Protest strips, pressure slips

The BJP went on the offensive after volunteers of the Indian Youth Congress staged a shirtless protest at the AI Impact Summit. Publicly, it slammed the Congress. Privately, some leaders admitted the surprise demonstration proved a blessing. The uproar, which reportedly caught security off guard, shifted headlines away from the Galgotias University “Robodog” controversy. “Once again, Congress became Sankat Mochan for us,” a leader quipped, suggesting the protest diverted attention at a critical moment. What began as an embarrassment for the ruling party morphed into breathing space. In politics, sometimes opponents hand you the cushion just when you need it most.
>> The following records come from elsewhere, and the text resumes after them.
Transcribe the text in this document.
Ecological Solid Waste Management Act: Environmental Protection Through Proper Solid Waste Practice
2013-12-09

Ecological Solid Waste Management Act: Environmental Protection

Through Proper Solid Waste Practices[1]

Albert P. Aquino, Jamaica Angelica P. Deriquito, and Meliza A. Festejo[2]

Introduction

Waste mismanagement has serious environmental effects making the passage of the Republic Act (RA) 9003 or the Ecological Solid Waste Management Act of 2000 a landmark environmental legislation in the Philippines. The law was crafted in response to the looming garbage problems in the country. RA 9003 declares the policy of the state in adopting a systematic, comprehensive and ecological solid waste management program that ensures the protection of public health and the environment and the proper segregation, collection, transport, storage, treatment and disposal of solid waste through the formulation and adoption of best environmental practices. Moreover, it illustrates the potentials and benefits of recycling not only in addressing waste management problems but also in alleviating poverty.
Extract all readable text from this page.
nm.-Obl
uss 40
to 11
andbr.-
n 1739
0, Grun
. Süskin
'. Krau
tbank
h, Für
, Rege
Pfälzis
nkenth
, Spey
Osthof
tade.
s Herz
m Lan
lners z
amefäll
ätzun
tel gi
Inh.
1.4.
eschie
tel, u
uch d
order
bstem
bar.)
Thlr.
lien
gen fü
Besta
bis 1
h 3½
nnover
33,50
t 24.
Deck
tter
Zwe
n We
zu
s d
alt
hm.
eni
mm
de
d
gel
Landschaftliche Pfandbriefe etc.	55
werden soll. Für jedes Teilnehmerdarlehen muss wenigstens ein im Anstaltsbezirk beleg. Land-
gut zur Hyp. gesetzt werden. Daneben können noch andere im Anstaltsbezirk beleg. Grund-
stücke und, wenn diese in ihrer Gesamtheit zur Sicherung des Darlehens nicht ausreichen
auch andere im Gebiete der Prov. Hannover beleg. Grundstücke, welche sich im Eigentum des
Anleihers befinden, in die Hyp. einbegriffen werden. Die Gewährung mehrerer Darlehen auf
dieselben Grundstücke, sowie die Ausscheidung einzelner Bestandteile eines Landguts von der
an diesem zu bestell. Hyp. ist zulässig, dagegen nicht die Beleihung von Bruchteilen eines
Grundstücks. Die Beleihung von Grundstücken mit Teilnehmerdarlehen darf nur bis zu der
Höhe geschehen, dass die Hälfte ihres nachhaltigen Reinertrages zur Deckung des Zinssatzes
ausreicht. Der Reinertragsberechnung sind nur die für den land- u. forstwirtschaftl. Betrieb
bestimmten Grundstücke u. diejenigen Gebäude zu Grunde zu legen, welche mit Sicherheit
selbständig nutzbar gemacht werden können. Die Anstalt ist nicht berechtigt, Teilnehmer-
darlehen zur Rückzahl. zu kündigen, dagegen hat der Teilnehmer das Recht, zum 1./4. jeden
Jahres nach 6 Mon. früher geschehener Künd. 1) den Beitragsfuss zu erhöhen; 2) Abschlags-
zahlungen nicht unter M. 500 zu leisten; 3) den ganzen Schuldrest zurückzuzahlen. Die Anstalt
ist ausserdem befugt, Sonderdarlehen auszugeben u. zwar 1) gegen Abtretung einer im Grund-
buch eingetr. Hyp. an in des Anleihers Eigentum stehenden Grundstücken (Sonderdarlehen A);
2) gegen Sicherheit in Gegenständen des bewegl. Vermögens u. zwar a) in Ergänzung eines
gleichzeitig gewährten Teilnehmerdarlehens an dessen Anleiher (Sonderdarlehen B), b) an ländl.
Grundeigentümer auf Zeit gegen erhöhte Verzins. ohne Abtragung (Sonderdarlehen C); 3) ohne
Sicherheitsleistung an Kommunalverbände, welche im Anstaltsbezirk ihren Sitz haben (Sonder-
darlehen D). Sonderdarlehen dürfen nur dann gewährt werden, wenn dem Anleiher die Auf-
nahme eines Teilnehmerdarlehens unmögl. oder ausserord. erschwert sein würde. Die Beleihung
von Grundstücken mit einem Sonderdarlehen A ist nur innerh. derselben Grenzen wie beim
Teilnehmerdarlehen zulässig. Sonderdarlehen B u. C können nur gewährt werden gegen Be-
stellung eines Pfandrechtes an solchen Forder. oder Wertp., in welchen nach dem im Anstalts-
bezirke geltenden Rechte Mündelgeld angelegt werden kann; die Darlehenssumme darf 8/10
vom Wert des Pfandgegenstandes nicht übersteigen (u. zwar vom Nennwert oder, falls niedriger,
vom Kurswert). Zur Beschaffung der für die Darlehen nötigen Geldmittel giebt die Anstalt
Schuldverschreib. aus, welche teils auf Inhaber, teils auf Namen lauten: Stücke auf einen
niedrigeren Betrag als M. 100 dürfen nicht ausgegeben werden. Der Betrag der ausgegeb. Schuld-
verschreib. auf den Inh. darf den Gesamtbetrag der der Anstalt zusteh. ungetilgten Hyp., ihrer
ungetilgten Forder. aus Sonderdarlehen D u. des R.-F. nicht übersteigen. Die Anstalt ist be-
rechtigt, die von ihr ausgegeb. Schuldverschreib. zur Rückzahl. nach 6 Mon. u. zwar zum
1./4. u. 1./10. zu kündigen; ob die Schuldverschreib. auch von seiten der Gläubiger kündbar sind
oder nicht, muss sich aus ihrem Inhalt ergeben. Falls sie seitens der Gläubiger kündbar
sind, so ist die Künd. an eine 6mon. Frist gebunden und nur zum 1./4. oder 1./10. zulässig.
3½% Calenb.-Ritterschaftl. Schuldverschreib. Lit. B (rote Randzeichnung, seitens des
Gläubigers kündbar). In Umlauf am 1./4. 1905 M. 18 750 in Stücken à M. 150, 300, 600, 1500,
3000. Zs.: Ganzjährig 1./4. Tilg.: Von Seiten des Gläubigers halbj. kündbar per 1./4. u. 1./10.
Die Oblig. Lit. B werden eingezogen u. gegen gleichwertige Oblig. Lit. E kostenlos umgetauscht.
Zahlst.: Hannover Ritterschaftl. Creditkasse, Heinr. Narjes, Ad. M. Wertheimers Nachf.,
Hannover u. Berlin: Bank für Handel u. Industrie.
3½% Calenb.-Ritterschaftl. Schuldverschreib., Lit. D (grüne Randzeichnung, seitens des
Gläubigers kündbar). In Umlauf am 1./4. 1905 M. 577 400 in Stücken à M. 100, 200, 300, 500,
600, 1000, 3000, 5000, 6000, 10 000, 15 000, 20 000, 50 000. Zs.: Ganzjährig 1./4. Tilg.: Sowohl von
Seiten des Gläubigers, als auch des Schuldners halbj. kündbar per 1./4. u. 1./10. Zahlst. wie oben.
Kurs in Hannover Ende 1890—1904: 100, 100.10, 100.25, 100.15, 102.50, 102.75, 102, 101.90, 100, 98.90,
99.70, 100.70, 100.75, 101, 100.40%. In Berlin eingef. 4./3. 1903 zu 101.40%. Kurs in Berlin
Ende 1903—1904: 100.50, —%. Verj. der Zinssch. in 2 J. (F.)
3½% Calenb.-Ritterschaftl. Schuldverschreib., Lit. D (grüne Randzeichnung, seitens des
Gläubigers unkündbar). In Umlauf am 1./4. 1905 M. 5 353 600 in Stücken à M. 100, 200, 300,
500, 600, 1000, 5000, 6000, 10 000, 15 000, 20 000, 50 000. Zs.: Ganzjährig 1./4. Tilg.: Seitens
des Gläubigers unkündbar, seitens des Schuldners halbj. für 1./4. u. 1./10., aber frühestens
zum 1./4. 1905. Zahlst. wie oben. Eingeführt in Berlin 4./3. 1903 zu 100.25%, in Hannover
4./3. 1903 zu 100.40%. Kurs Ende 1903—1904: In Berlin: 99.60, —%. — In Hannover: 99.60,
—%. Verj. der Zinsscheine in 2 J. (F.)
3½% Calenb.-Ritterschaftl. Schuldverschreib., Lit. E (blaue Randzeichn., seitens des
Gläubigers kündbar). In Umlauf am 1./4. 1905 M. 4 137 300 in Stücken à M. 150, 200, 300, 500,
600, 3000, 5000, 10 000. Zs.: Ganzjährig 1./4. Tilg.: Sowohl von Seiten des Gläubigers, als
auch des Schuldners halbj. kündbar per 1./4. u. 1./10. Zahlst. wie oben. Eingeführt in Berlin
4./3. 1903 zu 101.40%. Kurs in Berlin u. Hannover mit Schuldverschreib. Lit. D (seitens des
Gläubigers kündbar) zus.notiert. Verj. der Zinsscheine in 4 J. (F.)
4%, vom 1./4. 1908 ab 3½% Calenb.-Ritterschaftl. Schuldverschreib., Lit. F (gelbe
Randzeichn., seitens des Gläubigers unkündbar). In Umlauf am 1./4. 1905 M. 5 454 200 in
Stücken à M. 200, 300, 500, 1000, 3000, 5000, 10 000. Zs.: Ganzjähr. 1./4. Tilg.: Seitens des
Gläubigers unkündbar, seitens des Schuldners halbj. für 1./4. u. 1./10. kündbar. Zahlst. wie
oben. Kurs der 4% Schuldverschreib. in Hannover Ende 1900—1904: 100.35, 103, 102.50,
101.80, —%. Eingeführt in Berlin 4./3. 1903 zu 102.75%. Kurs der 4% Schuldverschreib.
Ticket tangles for Cong in Kerala

As Congress prepares to release its first list of candidates for the Kerala Assembly polls, all is not quite well with the screening panel led by Madhusudan Mistry, with members Abhishek Dutt, Neeraj Dangi and Sayeed Naseer Hussain. Hussain, sources say, has largely stayed away from meetings. Some say it’s a potential conflict of interest given his organisational role, while others insist the Rajya Sabha MP prefers to keep a distance from the high-stakes contest. After the Bihar panel came under scrutiny for candidate selection and alleged irregularities, caution prevails. Viewing Kerala as a do-or-die battle after a decade out of power, Congress relies heavily on survey inputs overseen by strategist Sunil Kanugolu, privileging winnability over lobbying, despite some MPs expressing interest.